浦切三語

ほかげの浦切三語のレビュー・感想・評価

ほかげ(2023年製作の映画)
4.3
太平洋戦争は終わった。でも終わったのは戦争という「状況」だけで、戦争が産み出してしまった空気たちは、まるで亡霊のように戦後の人々の体の奥深くで不気味に息づいている。就寝中に体を強ばらせて悪夢に苦しむ子供。その子供を慰める女と男。しかしこれは、戦争の爪痕に苦しむ子供を慰めることで間接的に自らの傷を癒そうとする行為の現れである。亡霊が見せる悪夢に苛まれているのは子供だけではない。当然のことながら大人たちも同じなのだ。そして大人たちは「大人たちなりのやり方」で亡霊を、すなわち戦後が見せる現実から目を背けようとする。序盤、居酒屋の女を半ば強引にレイプする酒屋のおじさんの姿が強烈に映るが、あのおじさんはただヤリたくてヤっているというより、女の体を抱くことで戦後という現実から目を背けようとしていたんだろう。

この映画に登場する人々のほとんどは魂が壊れてしまっている。戦争という「亡霊」の手によって壊された魂。そのカタチを忘れないように、平和だった頃の想い出を忘れないように、擬似的な家族関係を結んでみても、それでも「戦争という亡霊」は容赦ない。銃声の幻聴に苛まれて地獄のような戦地の幻視を視てしまう戦地帰りの男の魂はみるみるうちに蝕まれていく。失くした子供と夫の思い出を擬似的な家族関係のなかで「再現」しようとする女は、しかし成り行きで暮らすことになった子供が食べ物を盗んでくるという「戦後の現実」を直視するうちにどんどん心が壊れていく。後半に登場する森山未來演じる怪しげな風体の男も、その粗野な男性的傾向に隠されてはいるが、戦地で経験したことのケリをつけるために戦後を生きている。

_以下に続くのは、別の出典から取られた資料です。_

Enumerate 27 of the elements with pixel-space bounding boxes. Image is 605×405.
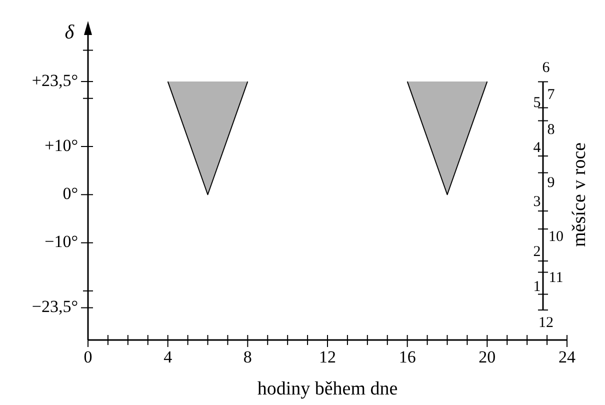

登場人物たちの心に深く根を下ろす「亡霊としての戦争」は、役者たちの壮絶な演技を使って全編に渡って存在感を示し、まるで濃密な死臭そのものとなって漂っている。素晴らしく決まっている音響や照明は、まるで亡霊の手足となったかのように観客の視点として配置された少年の「目」を通じて、心をじわじわと侵食してくる。低予算映画らしく、限られたセット、限られた撮影でありながら、ここまで緊張感のある状況を作り出す塚本晋也。「斬、」「野火」と続いてのコレ。ヤバい。どこまで行くんだ。先が気になる。